De acuerdo al informe del ACNUDH, la guerra contra las drogas, tal y como se ha manejado, es un fracaso, por lo que es necesario cambiar el enfoque por uno que tenga como foco la salud y la garantía por los derechos humanos. | EFE

La política de drogas en el mundo: el tránsito del “crimen y castigo” a la garantía de los DD.HH.

Estamos en Ginebra acompañando la presentación del informe de la Oficina del Alto Comisionado de la ONU para los Derechos Humanos. La regulación responsable y progresiva de los mercados de drogas es una de las recomendaciones.

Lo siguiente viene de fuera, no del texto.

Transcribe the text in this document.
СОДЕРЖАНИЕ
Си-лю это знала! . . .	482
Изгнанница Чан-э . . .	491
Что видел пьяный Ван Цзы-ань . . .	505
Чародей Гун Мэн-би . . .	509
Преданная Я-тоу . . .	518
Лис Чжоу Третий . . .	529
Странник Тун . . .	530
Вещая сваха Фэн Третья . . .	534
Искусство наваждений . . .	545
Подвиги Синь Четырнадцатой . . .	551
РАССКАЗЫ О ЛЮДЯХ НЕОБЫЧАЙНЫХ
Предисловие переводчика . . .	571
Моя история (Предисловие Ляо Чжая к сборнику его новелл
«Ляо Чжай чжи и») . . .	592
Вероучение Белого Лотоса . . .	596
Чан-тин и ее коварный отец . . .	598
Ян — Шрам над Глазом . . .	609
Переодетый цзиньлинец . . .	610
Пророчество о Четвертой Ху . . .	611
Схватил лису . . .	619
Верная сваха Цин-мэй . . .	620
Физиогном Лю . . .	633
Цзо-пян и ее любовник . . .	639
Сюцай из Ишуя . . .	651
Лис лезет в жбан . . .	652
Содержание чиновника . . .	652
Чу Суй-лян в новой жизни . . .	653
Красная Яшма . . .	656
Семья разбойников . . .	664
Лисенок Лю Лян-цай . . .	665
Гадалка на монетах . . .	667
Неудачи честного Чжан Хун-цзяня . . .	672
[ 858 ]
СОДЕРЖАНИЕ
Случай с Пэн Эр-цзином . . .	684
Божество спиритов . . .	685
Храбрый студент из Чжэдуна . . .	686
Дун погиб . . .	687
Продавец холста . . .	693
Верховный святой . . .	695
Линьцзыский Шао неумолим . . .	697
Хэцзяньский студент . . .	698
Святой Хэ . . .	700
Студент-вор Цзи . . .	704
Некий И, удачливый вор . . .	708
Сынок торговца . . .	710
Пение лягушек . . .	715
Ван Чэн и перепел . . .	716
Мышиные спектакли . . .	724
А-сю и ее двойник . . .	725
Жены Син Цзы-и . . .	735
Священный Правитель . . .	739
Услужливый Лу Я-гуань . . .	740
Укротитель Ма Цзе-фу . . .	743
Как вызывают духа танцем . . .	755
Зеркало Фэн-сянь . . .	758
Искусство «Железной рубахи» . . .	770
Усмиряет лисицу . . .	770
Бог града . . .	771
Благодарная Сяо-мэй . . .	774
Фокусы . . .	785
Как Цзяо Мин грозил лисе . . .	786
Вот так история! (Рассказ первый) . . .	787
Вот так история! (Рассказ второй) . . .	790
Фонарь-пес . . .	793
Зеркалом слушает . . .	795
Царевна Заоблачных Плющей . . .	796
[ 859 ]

Por: Diego Zambrano BenavidesSeptiembre 20, 2023

Este miércoles 20 de septiembre de 2023 podría considerarse un día histórico para la política de drogas global. La Oficina del Alto Comisionado de las Naciones Unidas para los Derechos Humanos (ACNUDH), que no es muy activa en estos debates, presentó en Ginebra (Suiza) su informe Desafíos en materia de derechos humanos a la hora de abordar y contrarrestar todos los aspectos del problema mundial de las drogas

Por lo general, las directrices y tratados sobre la política de drogas en el sistema de las Naciones Unidas están limitadas a las decisiones que se toman en Viena (Austria), pues allí están ubicadas la Oficina de Naciones Unidas contra la Droga y el Delito y la Comisión de Estupefacientes de la ONU. Por este motivo suele haber cierta resistencia a que desde otras instancias haya pronunciamientos relacionados con el tema, y aún más si tienen estrecha relación con los derechos humanos.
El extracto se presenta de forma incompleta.